I also appreciate that they did not attempt to tackle filesystem encoding here, which is a separate issue that drives me nuts, but separately.
For example, on Unix/Linux, using iso-8859-1 was common when using Western-European languages, and in Europe it became common to switch to iso-8859-15 after the Euro was introduced, because it contained the € symbol. UTF-8 only began to work flawlessly in the later aughts. Debian switched to it as the default with the Etch release in 2010.

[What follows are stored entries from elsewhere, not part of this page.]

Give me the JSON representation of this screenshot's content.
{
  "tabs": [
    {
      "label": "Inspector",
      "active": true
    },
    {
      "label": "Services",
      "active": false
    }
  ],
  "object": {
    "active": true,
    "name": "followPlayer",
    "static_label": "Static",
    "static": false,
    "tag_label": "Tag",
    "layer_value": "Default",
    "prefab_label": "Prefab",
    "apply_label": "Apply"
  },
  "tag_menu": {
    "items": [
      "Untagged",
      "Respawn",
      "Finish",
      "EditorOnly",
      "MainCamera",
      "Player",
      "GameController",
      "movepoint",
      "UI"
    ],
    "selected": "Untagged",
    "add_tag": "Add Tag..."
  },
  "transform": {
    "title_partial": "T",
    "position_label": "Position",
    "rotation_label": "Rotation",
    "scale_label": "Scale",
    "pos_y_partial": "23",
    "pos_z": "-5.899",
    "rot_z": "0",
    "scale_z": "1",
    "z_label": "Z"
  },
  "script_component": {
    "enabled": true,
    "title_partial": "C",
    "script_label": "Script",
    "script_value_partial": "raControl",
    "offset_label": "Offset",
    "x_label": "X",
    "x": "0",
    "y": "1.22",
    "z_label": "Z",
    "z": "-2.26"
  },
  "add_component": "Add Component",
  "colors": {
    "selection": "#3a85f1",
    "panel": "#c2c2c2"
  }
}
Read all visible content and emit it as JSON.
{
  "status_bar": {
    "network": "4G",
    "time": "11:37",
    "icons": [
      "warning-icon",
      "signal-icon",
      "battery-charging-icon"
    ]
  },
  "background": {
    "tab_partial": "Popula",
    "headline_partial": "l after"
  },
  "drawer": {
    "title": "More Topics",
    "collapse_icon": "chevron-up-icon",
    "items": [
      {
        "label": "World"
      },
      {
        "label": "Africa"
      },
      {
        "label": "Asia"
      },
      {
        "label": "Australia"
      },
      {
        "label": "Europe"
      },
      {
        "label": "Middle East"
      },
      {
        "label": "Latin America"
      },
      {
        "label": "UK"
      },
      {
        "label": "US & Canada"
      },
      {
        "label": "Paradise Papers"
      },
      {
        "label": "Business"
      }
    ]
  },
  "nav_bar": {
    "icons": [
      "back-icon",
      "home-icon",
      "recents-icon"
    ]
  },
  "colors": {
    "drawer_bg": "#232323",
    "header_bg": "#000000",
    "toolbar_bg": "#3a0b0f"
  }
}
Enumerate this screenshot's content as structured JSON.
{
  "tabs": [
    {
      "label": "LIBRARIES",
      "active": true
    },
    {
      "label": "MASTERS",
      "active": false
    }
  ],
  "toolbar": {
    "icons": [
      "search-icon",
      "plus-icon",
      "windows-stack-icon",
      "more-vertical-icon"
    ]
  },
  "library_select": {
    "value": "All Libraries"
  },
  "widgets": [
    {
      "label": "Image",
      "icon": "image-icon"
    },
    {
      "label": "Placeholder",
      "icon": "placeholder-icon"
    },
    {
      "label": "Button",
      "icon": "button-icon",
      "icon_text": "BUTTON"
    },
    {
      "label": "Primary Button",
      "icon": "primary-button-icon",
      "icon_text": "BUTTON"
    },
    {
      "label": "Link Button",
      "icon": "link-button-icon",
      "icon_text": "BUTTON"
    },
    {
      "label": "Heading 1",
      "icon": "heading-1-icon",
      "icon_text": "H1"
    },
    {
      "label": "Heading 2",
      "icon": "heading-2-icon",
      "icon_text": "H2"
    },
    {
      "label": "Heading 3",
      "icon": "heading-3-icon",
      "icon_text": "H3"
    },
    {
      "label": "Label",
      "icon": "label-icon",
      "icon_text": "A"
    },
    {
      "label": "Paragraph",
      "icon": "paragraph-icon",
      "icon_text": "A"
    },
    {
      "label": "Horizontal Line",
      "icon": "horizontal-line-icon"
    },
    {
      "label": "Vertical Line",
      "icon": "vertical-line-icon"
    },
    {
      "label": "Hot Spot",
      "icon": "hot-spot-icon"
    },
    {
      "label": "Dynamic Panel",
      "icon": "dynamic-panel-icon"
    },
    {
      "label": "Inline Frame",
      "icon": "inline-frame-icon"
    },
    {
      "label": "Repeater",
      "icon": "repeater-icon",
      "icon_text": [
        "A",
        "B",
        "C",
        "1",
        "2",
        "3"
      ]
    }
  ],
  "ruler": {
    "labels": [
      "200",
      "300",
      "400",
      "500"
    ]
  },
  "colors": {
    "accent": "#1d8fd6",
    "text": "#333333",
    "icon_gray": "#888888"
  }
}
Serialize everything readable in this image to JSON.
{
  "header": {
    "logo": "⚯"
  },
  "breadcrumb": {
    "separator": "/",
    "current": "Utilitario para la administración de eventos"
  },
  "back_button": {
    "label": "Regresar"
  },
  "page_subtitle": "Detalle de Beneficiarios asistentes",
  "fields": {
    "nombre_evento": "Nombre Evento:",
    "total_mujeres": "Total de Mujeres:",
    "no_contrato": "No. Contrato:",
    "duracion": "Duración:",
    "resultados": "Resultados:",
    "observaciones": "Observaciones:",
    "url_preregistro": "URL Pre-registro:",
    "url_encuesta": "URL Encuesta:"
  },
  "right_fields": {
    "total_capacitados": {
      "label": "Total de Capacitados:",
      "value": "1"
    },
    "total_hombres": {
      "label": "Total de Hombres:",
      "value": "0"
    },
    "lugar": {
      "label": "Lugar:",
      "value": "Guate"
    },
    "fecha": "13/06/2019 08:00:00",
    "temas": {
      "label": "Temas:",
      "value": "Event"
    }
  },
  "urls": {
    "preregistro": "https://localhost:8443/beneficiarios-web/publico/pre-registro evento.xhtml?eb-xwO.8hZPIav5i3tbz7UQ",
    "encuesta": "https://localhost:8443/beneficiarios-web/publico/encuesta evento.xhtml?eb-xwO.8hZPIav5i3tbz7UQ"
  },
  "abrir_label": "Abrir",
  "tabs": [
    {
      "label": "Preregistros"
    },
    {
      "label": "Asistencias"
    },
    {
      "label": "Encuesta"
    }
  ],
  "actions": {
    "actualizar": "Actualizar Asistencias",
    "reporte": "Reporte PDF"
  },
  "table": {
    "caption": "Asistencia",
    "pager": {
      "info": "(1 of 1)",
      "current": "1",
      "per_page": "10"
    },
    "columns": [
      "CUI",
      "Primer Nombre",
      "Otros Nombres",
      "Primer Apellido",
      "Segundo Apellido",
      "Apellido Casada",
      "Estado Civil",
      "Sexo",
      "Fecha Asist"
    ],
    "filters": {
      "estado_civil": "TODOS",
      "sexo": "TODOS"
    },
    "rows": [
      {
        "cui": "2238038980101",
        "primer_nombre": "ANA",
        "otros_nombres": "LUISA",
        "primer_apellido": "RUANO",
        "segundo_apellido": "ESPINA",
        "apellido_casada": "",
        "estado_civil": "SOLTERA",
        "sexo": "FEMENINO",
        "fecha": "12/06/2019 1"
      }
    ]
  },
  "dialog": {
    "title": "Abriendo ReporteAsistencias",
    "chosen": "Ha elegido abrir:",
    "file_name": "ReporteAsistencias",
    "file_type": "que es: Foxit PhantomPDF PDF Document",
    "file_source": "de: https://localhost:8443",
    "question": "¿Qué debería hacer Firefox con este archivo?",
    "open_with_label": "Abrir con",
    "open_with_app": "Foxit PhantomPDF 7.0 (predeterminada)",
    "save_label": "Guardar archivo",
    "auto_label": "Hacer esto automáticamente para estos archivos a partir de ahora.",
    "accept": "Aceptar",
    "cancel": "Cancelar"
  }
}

It's also true that essentially nothing on Linux supports the UTF-8 byte order mark. Yes, it's meaningless for UTF-8, but it is explicitly allowed in the specifications. Since Microsoft tends to always include a BOM in any flavor of Unicode, this means Linux often chokes on valid UTF-8 text files from Windows systems.
You need to use the special "utf-8-sig" encoding for that, which is not prominently advertised anywhere in the documentation (but it is stated deep inside the "Unicode HOWTO").
I never understood why ignoring this special character requires a totally separate encoding.
Because the BOM is indistinguishable from the "real" UTF-8 encoding of U+FEFF (zero-width no-break space). Trimming that codepoint in the UTF-8 decoder means that some strings like "\uFEFF" can't be safely round-tripped; adding it in the encoder is invalid in many contexts.